Though now known as a Canadian standard it originally was a reel composed (as
"John McNeil") by the brilliant Scottish fiddler Peter Milne (1824-1908), one of
J. Scott Skinner's teachers and early playing partners, who earned his living playing
in theaters until his opium addiction (he abused laudanum, originally prescribed for
rheumatism) reduced him to busking on ferry-boats crossing the Firth of Forth.
He died in unpleasant circumstances in a mental institution.
John McNeil was a famous Highland dancer of the mid-to-later 19th century.
The melody was in the repertoire of Cyrill Stinnett, a fiddler who epitomised the
'North Missouri Hornpipe Style' of playing, who apparently learned it and other
tunes from listening to Canadian fiddlers broadcasting on the radio from Canada.
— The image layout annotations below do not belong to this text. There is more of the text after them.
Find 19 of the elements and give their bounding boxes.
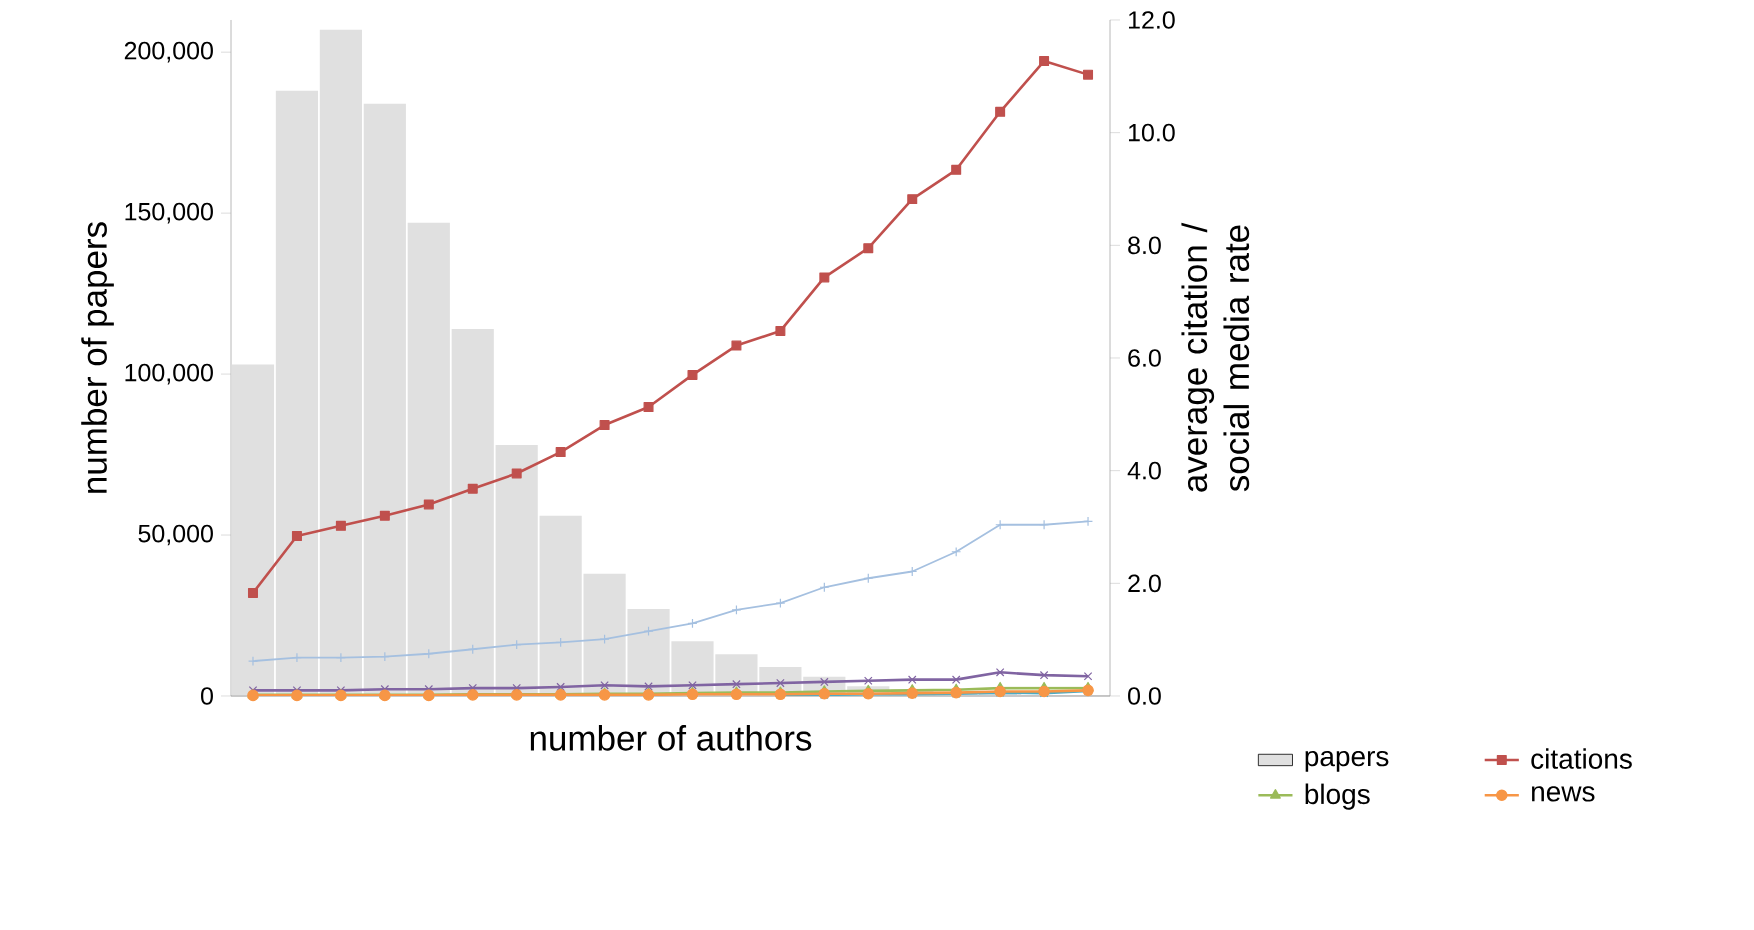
legend-label: papers [1305, 750, 1389, 772]
legend-label: citations [1531, 748, 1632, 769]
y-tick-label: 100,000 [125, 363, 213, 385]
y2-tick-label: 4.0 [1127, 461, 1161, 480]
y2-tick-label: 6.0 [1128, 349, 1161, 367]
y2-tick-label: 10.0 [1128, 123, 1175, 142]
x-axis-title: number of authors [530, 725, 812, 751]
y2-tick-label: 12.0 [1128, 11, 1175, 29]
legend-label: news [1532, 786, 1595, 802]
y2-tick-label: 0.0 [1128, 687, 1161, 705]
y2-tick-label: 8.0 [1128, 236, 1161, 255]
y-axis-title: number of papers [81, 222, 114, 493]
y-tick-label: 0 [201, 687, 213, 705]
y-tick-label: 150,000 [125, 202, 213, 224]
y-tick-label: 200,000 [124, 41, 213, 63]
legend-label: blogs [1305, 783, 1370, 810]
y2-axis-title: average citation / social media rate [1181, 222, 1250, 492]
y2-tick-label: 2.0 [1128, 574, 1161, 593]
y-tick-label: 50,000 [138, 524, 213, 546]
An influential recording of the tune was made 'Down-East' Canadian fiddler Don Messer
with his group the Islanders, early in the 1940's-among the first of the sides the
group waxed. A very similar melody, or a version, is "Lord Ramsay's Reel".
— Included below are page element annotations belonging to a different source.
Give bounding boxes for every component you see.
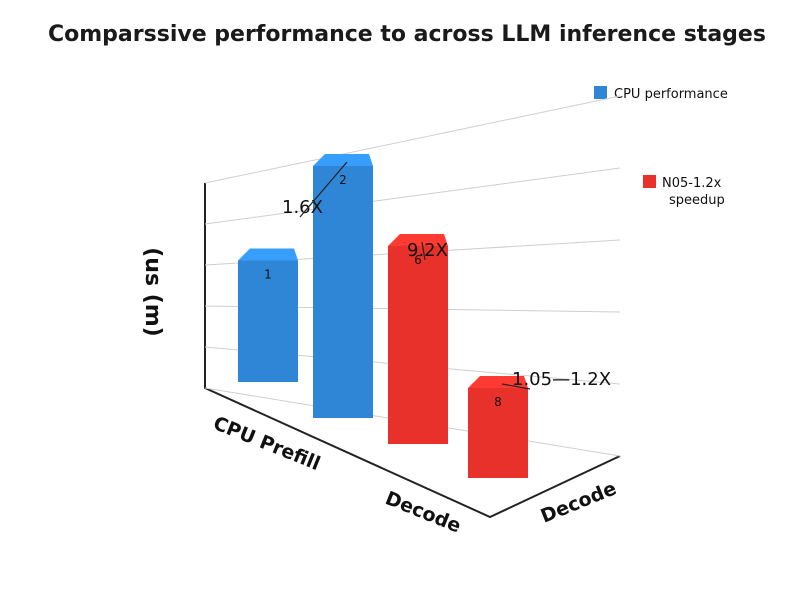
category-label-decode-2: Decode xyxy=(538,477,620,527)
bar-front xyxy=(388,246,448,444)
legend-swatch-speedup xyxy=(643,175,656,188)
legend-label-cpu: CPU performance xyxy=(614,87,728,102)
bar-front xyxy=(468,388,528,478)
legend-swatch-cpu xyxy=(594,86,607,99)
category-label-decode-1: Decode xyxy=(382,487,464,537)
gridline xyxy=(204,95,621,184)
speedup-annotation: 9.2X xyxy=(407,240,448,261)
bar-front xyxy=(238,260,298,382)
category-label-cpu-prefill: CPU Prefill xyxy=(210,412,323,475)
annotation-leader-line xyxy=(299,161,348,218)
bar-3: 6 xyxy=(388,234,448,444)
bar-top xyxy=(388,234,448,246)
bar-value-label: 8 xyxy=(494,395,502,409)
bar-value-label: 6 xyxy=(414,253,422,267)
gridline xyxy=(204,167,621,225)
bar-4: 8 xyxy=(468,376,528,478)
legend: CPU performance N05-1.2x speedup xyxy=(594,86,728,208)
bars: 1 2 6 8 xyxy=(238,154,528,478)
bar-1: 1 xyxy=(238,248,298,382)
annotation-leader-line xyxy=(421,241,426,261)
speedup-annotation: 1.05—1.2X xyxy=(512,369,611,390)
legend-label-speedup: N05-1.2x speedup xyxy=(662,176,725,208)
bar-front xyxy=(313,166,373,418)
annotations: 1.6X9.2X1.05—1.2X xyxy=(282,161,611,390)
bar-value-label: 2 xyxy=(339,173,347,187)
bar-top xyxy=(313,154,373,166)
axis-frame-line xyxy=(204,183,621,519)
annotation-leader-line xyxy=(501,383,531,390)
bar-2: 2 xyxy=(313,154,373,418)
plot-frame xyxy=(204,183,621,519)
chart-title: Comparssive performance to across LLM in… xyxy=(48,22,766,47)
y-axis-label: (us (m) xyxy=(140,247,165,337)
bar-top xyxy=(238,248,298,261)
bar-top xyxy=(468,376,528,388)
bar-value-label: 1 xyxy=(264,268,272,282)
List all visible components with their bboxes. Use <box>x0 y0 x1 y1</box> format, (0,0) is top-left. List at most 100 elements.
Perlman (1996) notes the tune is a popular tune on Prince Edward Island and a favorite
vehicle for step-dancing in Prince County, PEI, on the western part of the island.
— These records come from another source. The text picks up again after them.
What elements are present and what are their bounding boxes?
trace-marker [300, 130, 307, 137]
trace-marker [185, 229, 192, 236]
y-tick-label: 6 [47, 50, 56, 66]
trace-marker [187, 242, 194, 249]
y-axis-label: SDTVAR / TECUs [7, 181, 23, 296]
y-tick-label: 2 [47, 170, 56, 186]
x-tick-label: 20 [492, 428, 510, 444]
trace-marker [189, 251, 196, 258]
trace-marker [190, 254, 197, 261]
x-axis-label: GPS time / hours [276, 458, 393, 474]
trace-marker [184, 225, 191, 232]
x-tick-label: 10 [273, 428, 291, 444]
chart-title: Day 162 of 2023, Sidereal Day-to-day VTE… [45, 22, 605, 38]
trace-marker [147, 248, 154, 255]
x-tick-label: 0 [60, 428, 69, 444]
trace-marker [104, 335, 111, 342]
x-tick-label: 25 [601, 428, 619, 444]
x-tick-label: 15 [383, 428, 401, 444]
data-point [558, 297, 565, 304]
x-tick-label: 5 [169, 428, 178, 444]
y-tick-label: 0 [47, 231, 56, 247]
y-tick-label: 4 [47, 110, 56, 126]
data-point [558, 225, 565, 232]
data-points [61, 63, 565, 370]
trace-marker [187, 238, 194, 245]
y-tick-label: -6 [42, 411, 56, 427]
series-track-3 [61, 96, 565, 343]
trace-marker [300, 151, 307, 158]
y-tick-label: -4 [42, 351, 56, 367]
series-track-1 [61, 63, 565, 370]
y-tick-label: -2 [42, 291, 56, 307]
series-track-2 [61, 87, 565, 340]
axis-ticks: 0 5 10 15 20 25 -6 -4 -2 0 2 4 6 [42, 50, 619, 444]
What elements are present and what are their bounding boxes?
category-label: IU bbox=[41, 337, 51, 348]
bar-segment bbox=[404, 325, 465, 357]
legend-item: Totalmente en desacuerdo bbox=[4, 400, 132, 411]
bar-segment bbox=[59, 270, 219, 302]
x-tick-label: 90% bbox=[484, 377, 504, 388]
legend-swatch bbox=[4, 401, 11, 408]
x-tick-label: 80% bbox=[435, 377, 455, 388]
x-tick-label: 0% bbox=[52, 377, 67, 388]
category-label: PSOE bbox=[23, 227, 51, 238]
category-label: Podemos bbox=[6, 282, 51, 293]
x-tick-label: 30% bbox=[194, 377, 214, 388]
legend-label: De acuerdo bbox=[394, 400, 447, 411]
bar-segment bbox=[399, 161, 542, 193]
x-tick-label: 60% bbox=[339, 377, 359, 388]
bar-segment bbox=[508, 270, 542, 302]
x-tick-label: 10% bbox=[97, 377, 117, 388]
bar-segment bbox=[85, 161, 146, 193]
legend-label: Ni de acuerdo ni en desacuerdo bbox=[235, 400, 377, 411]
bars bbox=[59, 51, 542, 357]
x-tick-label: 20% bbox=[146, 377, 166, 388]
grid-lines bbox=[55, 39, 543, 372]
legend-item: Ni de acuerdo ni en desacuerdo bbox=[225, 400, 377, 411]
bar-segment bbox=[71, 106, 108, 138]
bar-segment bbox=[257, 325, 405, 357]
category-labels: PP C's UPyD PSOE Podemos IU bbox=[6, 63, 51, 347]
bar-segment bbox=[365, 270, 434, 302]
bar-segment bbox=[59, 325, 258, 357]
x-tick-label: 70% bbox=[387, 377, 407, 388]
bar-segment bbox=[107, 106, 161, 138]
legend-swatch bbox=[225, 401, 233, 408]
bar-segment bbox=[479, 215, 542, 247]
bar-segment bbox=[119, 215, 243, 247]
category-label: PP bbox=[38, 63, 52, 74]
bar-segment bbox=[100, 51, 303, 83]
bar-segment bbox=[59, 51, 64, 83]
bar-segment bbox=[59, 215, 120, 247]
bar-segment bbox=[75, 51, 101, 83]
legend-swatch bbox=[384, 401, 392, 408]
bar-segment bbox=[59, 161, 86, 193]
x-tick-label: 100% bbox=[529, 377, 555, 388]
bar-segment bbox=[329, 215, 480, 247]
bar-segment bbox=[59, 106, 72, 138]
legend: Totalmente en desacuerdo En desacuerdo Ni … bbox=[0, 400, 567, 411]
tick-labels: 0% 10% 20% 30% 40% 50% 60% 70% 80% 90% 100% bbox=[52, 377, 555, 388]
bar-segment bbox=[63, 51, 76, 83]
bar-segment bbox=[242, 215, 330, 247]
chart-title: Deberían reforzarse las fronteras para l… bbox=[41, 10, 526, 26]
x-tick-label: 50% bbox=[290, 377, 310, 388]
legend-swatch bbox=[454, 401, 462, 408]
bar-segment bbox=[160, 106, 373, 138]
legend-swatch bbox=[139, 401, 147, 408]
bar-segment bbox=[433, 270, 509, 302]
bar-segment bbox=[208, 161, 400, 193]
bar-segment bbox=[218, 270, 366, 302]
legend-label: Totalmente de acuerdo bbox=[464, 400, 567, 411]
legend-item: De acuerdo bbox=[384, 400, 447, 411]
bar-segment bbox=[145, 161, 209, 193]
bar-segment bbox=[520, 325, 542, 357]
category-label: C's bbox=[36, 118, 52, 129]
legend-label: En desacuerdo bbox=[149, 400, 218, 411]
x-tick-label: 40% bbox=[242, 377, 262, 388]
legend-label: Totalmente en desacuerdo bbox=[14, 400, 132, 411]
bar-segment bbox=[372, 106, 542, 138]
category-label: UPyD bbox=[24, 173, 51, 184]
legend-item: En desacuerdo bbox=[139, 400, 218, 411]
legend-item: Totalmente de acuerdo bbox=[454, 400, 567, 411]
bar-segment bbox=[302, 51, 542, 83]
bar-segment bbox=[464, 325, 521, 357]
Irish fiddler Sean Maguire recorded the melody in the 1960's under the title "Betty's
Fancy".
The banjo tablature is by John Letscher. His note: From numerous sources.
Initially John Hartford.
It was printed in Bégin's Fiddle Music in the Ottawa Valley (1985),
Feldman & O'Doherty's The Northern Fiddler (1979),
Gibbons' As It Comes: Folk Fiddling From Prince George, British Columbia (1982),
Messer's Anthology of Favorite Fiddle Tunes (1980),
Miller & Perron's New England Fiddlers Repertoire (1983),
Perlman's The Fiddle Music of Prince Edward Island (1996),
Phillips' Traditional American Fiddle Tunes, vol. 1 (1994),
Silberberg's Tunes I Learned at Tractor Tavern (2002) and
Sweet's Fifer's Delight (1964).
It was recorded by Earl Mitton and the Valley Rhythm Boys on Down East Fiddle
Favourites (1958),
Graham & Eleanor Townsend on Graham & Eleanor Townsend Live at Barre, Vermont (1981),
Jay Ungar, Evan Stover and Matt Glaser on Fiddle Fever (1981),
The Campbell Family on Champion Fiddlers (1971),
Ward Allen on Ward Allen Presents Maple Leaf Hoedown, Vol. 1 (1969) and
The Best of Ward Allen (1973),
Don Messer on The Very Best of Don Messer (1994) and
Bob Carlin & John Hartford on The Fun of Open Discussion (1995).